A Political Year Ahead in Brick

Mayoral race, expiring council seats on tap for 2013

The new year will bring its share of challenges as Brick continues to recover from the devastation of Superstorm Sandy.

But Brick residents will also be tasked with an additional important decision: the political leadership of the township.

First on the list will be the mayoral race.

Mayor Stephen C. Acropolis' term ends after 2013, meaning the mayoral election will be held this November.

Acropolis, through his term as mayor, has maintained an election fund account, as is common with most elected officials.

He – as well as anyone who wishes to challenge his potential candidacy – has until early April to delcare his intention to run in a partisan primary election. Independent candidates have until early June to file their nominating petitions to run for office.

There will also be three seats on the township council up for grabs this year.
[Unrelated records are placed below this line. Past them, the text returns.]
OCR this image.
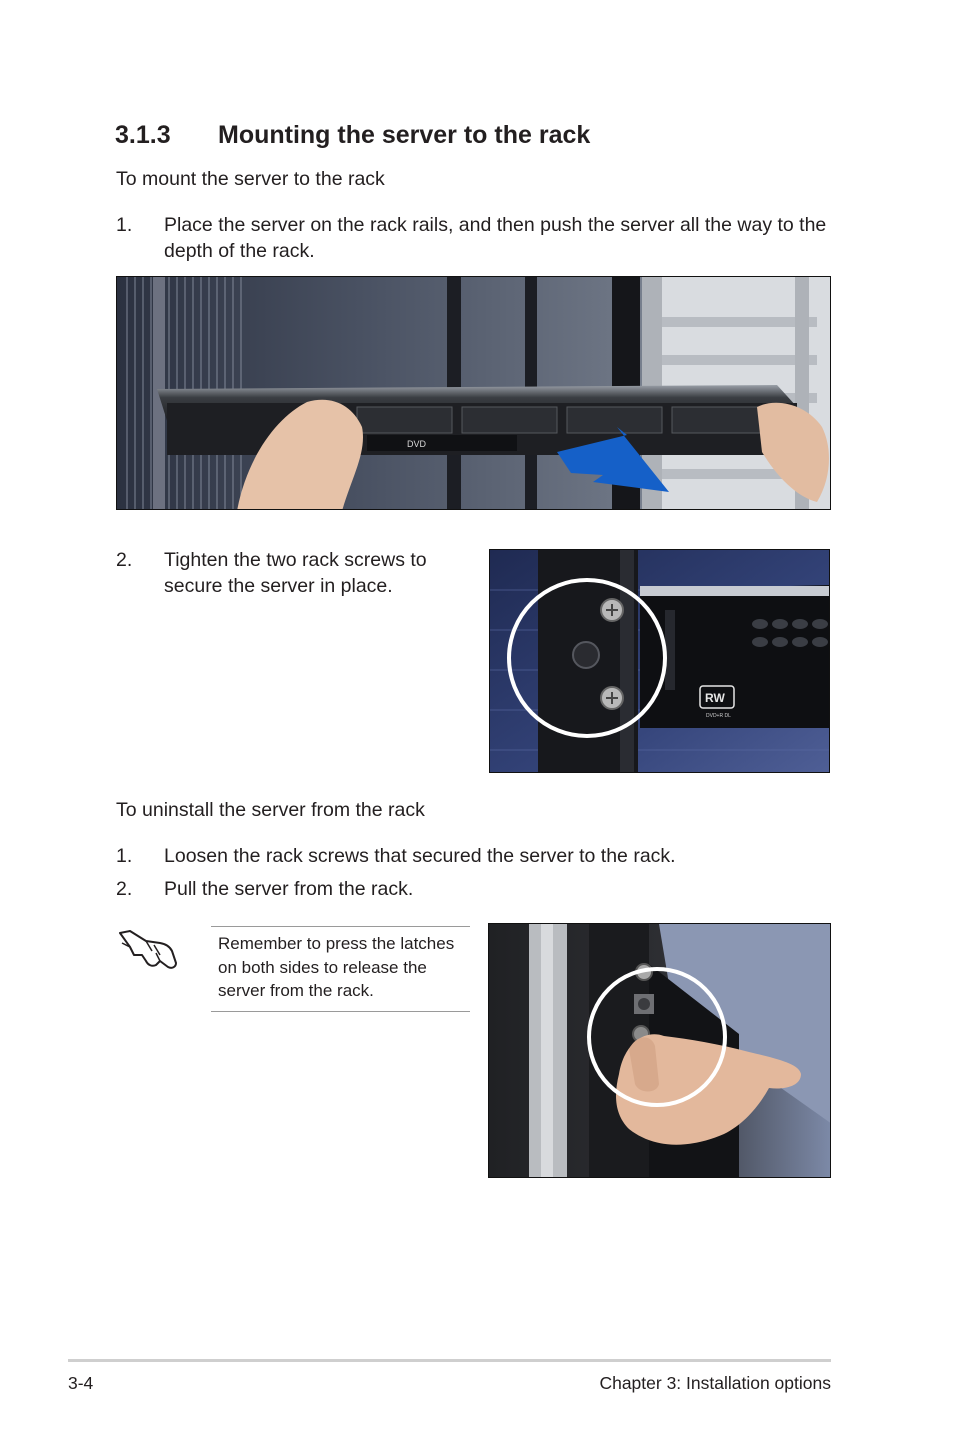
3.1.3 Mounting the server to the rack
To mount the server to the rack
1.	Place the server on the rack rails, and then push the server all the way to the
depth of the rack.
DVD
2.	Tighten the two rack screws to
secure the server in place.
RW
DVD+R DL
To uninstall the server from the rack
1.	Loosen the rack screws that secured the server to the rack.
2.	Pull the server from the rack.
Remember to press the latches
on both sides to release the
server from the rack.
3-4	Chapter 3: Installation options
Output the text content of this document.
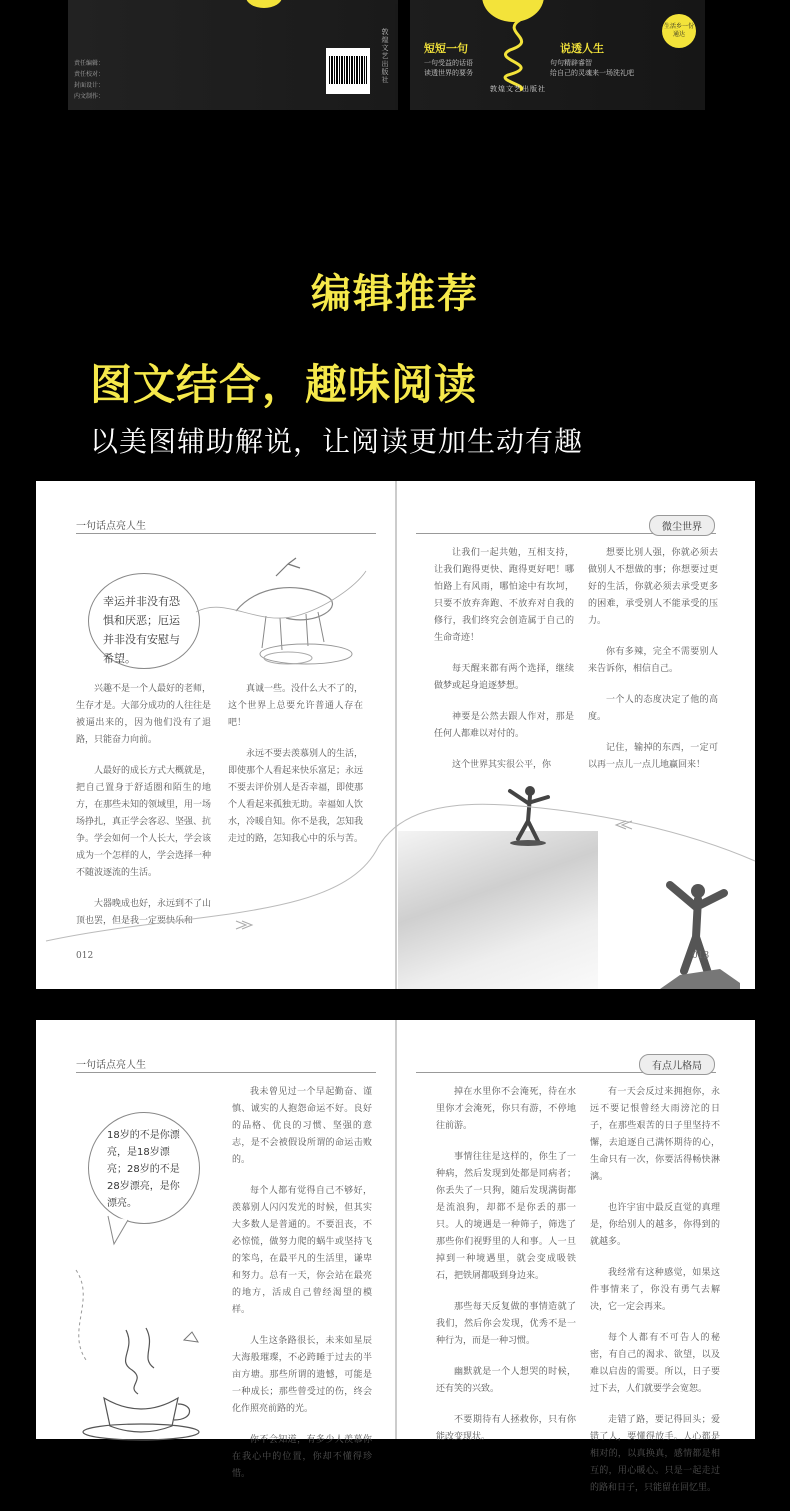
责任编辑：
责任校对：
封面设计：
内文制作：
敦煌文艺出版社	短短一句
一句受益的话语
读透世界的要务
说透人生
句句精辟睿智
给自己的灵魂来一场洗礼吧
生活乡一份通达
敦煌文艺出版社
编辑推荐
图文结合，趣味阅读
以美图辅助解说，让阅读更加生动有趣
一句话点亮人生	微尘世界
幸运并非没有恐惧和厌恶；厄运并非没有安慰与希望。

兴趣不是一个人最好的老师，生存才是。大部分成功的人往往是被逼出来的，因为他们没有了退路，只能奋力向前。

人最好的成长方式大概就是，把自己置身于舒适圈和陌生的地方，在那些未知的领域里，用一场场挣扎，真正学会客忍、坚强、抗争。学会如何一个人长大，学会该成为一个怎样的人，学会选择一种不随波逐流的生活。

大器晚成也好，永远到不了山顶也罢，但是我一定要快乐和

真诚一些。没什么大不了的，这个世界上总要允许普通人存在吧！

永远不要去羡慕别人的生活，即使那个人看起来快乐富足；永远不要去评价别人是否幸福，即使那个人看起来孤独无助。幸福如人饮水，冷暖自知。你不是我，怎知我走过的路，怎知我心中的乐与苦。

让我们一起共勉，互相支持，让我们跑得更快、跑得更好吧！哪怕路上有风雨，哪怕途中有坎坷，只要不放弃奔跑、不放弃对自我的修行，我们终究会创造属于自己的生命奇迹！

每天醒来都有两个选择，继续做梦或起身追逐梦想。

神要是公然去跟人作对，那是任何人都难以对付的。

这个世界其实很公平，你

想要比别人强，你就必须去做别人不想做的事；你想要过更好的生活，你就必须去承受更多的困难，承受别人不能承受的压力。

你有多辣，完全不需要别人来告诉你，相信自己。

一个人的态度决定了他的高度。

记住，输掉的东西，一定可以再一点儿一点儿地赢回来！

012	013
一句话点亮人生	有点儿格局
18岁的不是你漂亮，是18岁漂亮；28岁的不是28岁漂亮，是你漂亮。

我未曾见过一个早起勤奋、谨慎、诚实的人抱怨命运不好。良好的品格、优良的习惯、坚强的意志，是不会被假设所谓的命运击败的。

每个人都有觉得自己不够好，羡慕别人闪闪发光的时候，但其实大多数人是普通的。不要沮丧，不必惊慌，做努力爬的蜗牛或坚持飞的笨鸟，在最平凡的生活里，谦卑和努力。总有一天，你会站在最亮的地方，活成自己曾经渴望的模样。

人生这条路很长，未来如星辰大海般璀璨，不必跨睡于过去的半亩方塘。那些所谓的遗憾，可能是一种成长；那些曾受过的伤，终会化作照亮前路的光。

你不会知道，有多少人羡慕你在我心中的位置，你却不懂得珍惜。

掉在水里你不会淹死，待在水里你才会淹死，你只有游，不停地往前游。

事情往往是这样的，你生了一种病，然后发现到处都是同病者；你丢失了一只狗，随后发现满街都是流浪狗，却都不是你丢的那一只。人的境遇是一种筛子，筛选了那些你们视野里的人和事。人一旦掉到一种境遇里，就会变成吸铁石，把铁屑都吸到身边来。

那些每天反复做的事情造就了我们，然后你会发现，优秀不是一种行为，而是一种习惯。

幽默就是一个人想哭的时候，还有笑的兴致。

不要期待有人拯救你，只有你能改变现状。

有一天会反过来拥抱你，永远不要记恨曾经大雨滂沱的日子，在那些艰苦的日子里坚持不懈，去追逐自己满怀期待的心，生命只有一次，你要活得畅快淋漓。

也许宇宙中最反直觉的真理是，你给别人的越多，你得到的就越多。

我经常有这种感觉，如果这件事情来了，你没有勇气去解决，它一定会再来。

每个人都有不可告人的秘密，有自己的渴求、欲望，以及难以启齿的需要。所以，日子要过下去，人们就要学会宽恕。

走错了路，要记得回头；爱错了人，要懂得放手。人心都是相对的，以真换真，感情都是相互的，用心暖心。只是一起走过的路和日子，只能留在回忆里。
All of those seats are now occupied by Republicans.

Even if the GOP maintains their hold on those three seats, the council will remain the hands of the Democrats until 2015, however, since four Democrats were elected together in the 2011 election cycle.
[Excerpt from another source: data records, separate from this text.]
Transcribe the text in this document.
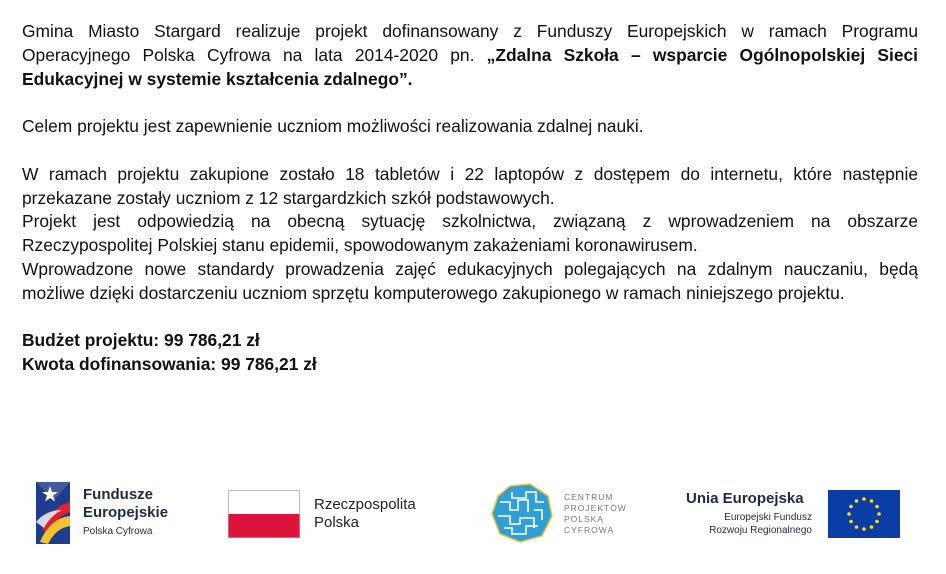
Gmina Miasto Stargard realizuje projekt dofinansowany z Funduszy Europejskich w ramach Programu Operacyjnego Polska Cyfrowa na lata 2014-2020 pn. „Zdalna Szkoła – wsparcie Ogólnopolskiej Sieci Edukacyjnej w systemie kształcenia zdalnego”.

Celem projektu jest zapewnienie uczniom możliwości realizowania zdalnej nauki.

W ramach projektu zakupione zostało 18 tabletów i 22 laptopów z dostępem do internetu, które następnie przekazane zostały uczniom z 12 stargardzkich szkół podstawowych.

Projekt jest odpowiedzią na obecną sytuację szkolnictwa, związaną z wprowadzeniem na obszarze Rzeczypospolitej Polskiej stanu epidemii, spowodowanym zakażeniami koronawirusem.

Wprowadzone nowe standardy prowadzenia zajęć edukacyjnych polegających na zdalnym nauczaniu, będą możliwe dzięki dostarczeniu uczniom sprzętu komputerowego zakupionego w ramach niniejszego projektu.

Budżet projektu: 99 786,21 zł

Kwota dofinansowania: 99 786,21 zł

Fundusze
Europejskie
Polska Cyfrowa
Rzeczpospolita
Polska
CENTRUM
PROJEKTÓW
POLSKA
CYFROWA
Unia Europejska
Europejski Fundusz
Rozwoju Regionalnego
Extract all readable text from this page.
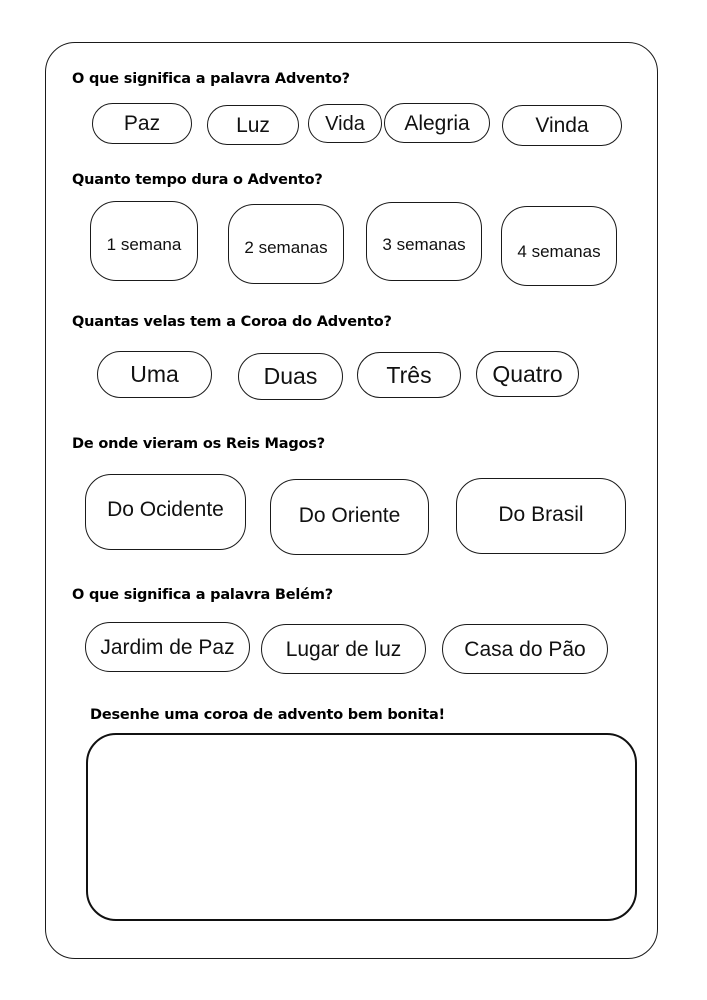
O que significa a palavra Advento?
Paz	Luz	Vida	Alegria	Vinda
Quanto tempo dura o Advento?
1 semana	2 semanas	3 semanas	4 semanas
Quantas velas tem a Coroa do Advento?
Uma	Duas	Três	Quatro
De onde vieram os Reis Magos?
Do Ocidente	Do Oriente	Do Brasil
O que significa a palavra Belém?
Jardim de Paz	Lugar de luz	Casa do Pão
Desenhe uma coroa de advento bem bonita!
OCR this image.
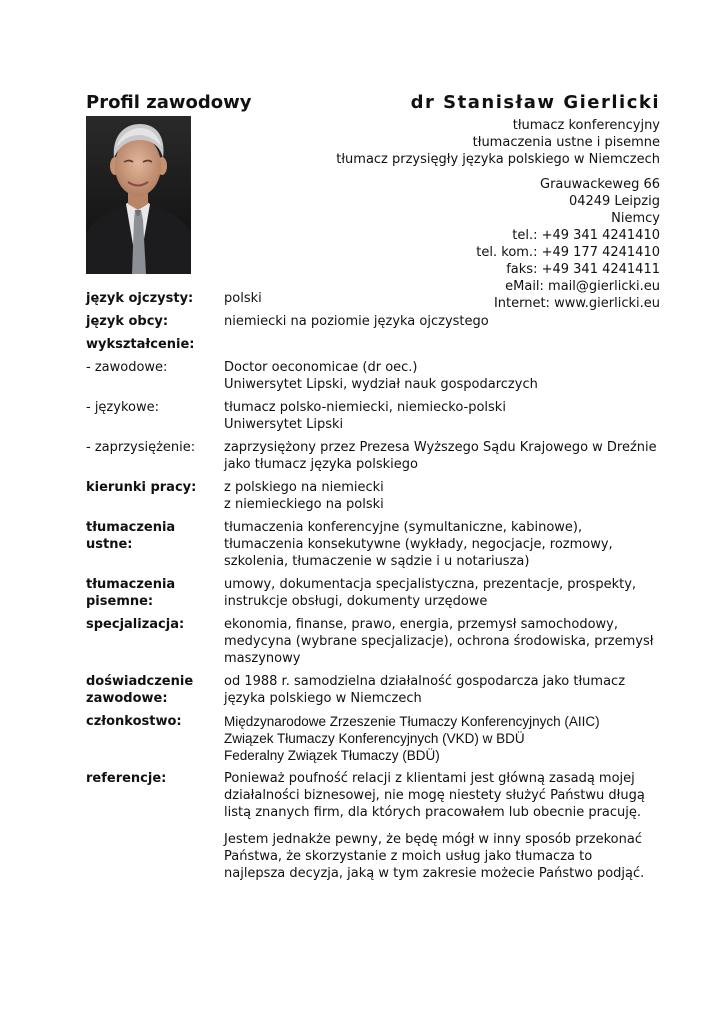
Profil zawodowy	dr Stanisław Gierlicki
tłumacz konferencyjny
tłumaczenia ustne i pisemne
tłumacz przysięgły języka polskiego w Niemczech
Grauwackeweg 66
04249 Leipzig
Niemcy
tel.: +49 341 4241410
tel. kom.: +49 177 4241410
faks: +49 341 4241411
eMail: mail@gierlicki.eu
Internet: www.gierlicki.eu
język ojczysty:	polski
język obcy:	niemiecki na poziomie języka ojczystego
wykształcenie:
- zawodowe:	Doctor oeconomicae (dr oec.)
Uniwersytet Lipski, wydział nauk gospodarczych
- językowe:	tłumacz polsko-niemiecki, niemiecko-polski
Uniwersytet Lipski
- zaprzysiężenie:	zaprzysiężony przez Prezesa Wyższego Sądu Krajowego w Dreźnie
jako tłumacz języka polskiego
kierunki pracy:	z polskiego na niemiecki
z niemieckiego na polski
tłumaczenia ustne:
tłumaczenia konferencyjne (symultaniczne, kabinowe),
tłumaczenia konsekutywne (wykłady, negocjacje, rozmowy,
szkolenia, tłumaczenie w sądzie i u notariusza)
tłumaczenia pisemne:
umowy, dokumentacja specjalistyczna, prezentacje, prospekty,
instrukcje obsługi, dokumenty urzędowe
specjalizacja:	ekonomia, finanse, prawo, energia, przemysł samochodowy,
medycyna (wybrane specjalizacje), ochrona środowiska, przemysł
maszynowy
doświadczenie zawodowe:
od 1988 r. samodzielna działalność gospodarcza jako tłumacz
języka polskiego w Niemczech
członkostwo:	Międzynarodowe Zrzeszenie Tłumaczy Konferencyjnych (AIIC)
Związek Tłumaczy Konferencyjnych (VKD) w BDÜ
Federalny Związek Tłumaczy (BDÜ)
referencje:	Ponieważ poufność relacji z klientami jest główną zasadą mojej
działalności biznesowej, nie mogę niestety służyć Państwu długą
listą znanych firm, dla których pracowałem lub obecnie pracuję.
Jestem jednakże pewny, że będę mógł w inny sposób przekonać
Państwa, że skorzystanie z moich usług jako tłumacza to
najlepsza decyzja, jaką w tym zakresie możecie Państwo podjąć.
The terms of council members Domenick Brando, Joseph Sangiovanni and Dan Toth all expire in 2013.

Council candidates follow the same dates as mayoral candidates for campaign filings.
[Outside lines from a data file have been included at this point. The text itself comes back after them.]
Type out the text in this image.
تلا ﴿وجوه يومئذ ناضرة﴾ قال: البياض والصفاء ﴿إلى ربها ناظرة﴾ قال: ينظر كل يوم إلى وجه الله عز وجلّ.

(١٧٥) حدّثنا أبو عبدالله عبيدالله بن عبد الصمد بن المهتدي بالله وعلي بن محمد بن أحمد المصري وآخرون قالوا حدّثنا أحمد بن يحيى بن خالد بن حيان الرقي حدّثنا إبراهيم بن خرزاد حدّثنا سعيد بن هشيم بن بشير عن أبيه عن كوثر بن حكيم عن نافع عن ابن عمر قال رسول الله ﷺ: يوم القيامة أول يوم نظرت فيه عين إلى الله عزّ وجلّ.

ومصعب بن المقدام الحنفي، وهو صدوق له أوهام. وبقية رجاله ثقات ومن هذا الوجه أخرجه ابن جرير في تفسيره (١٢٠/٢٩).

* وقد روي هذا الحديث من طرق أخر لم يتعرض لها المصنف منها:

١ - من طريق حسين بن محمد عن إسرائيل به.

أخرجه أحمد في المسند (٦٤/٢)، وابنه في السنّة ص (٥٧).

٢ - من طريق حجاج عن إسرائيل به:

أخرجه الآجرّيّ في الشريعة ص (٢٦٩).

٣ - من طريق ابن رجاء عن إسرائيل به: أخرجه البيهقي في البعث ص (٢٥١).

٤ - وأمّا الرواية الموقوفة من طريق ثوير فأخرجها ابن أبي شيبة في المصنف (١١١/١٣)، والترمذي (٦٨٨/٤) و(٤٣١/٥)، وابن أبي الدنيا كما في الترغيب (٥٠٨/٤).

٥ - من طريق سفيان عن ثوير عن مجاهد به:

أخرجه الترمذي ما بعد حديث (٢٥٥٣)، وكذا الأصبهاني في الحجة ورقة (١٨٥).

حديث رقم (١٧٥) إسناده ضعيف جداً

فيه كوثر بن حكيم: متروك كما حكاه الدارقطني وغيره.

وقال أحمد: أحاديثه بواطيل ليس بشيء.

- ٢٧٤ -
In county politics, the terms of Republican Freeholders James F. Lacey, of Brick, and John P. Kelly, of Eagleswood, are up this year. Due to the death of Sheriff William Polhemus, there will be another sheriff's election this year, though an interim sheriff will be appointed by Gov. Chris Christie until then.

BrickGuy January 03, 2013 at 01:30 AM
The 'AARP' club may not be 50% of the pop., but they show up at the polls and defeat every school budget...they vote, hence they are strong as a block in this town. Hmmm, maybe there is something to be learned here?
Mike M January 03, 2013 at 02:42 AM
@BrickGuy: There is something that we can learn from the so-called 'AARP' club. They tend to take the time to communicate with each other on a regular basis, which allows them to effectively work together to influence voting results as well as actions taken by town hall. Maybe if other groups of people could learn how to effectively communicate and work with others who share the same values and goals we can also gain some input in how things get done around here.
JD January 03, 2013 at 03:41 AM
Approx. 20,000 people voted in the Nov. 2012 election in Brick... I bet 50% of them were over 65.. Seniors get out to vote...
Sal Petoia January 03, 2013 at 06:51 PM
Knarfie: Pretty hard for an independent to win in a partisan election. Among other factors, the money simply is not there to compete with party backed candidates. Of course, if there was wide support for an independent and real change, perhaps a write-in campaign could be successful. That would certainly send a message to the "politics as usual" crowd!
Mike M January 03, 2013 at 09:53 PM
@Sal: I agree with you that it would be difficult for an independent candidate to win a race for Mayor in Brick at this point but the process of establishing a strong alternative choice has to start somewhere and the write-in method seems to be the easiest and least expensive way to do it.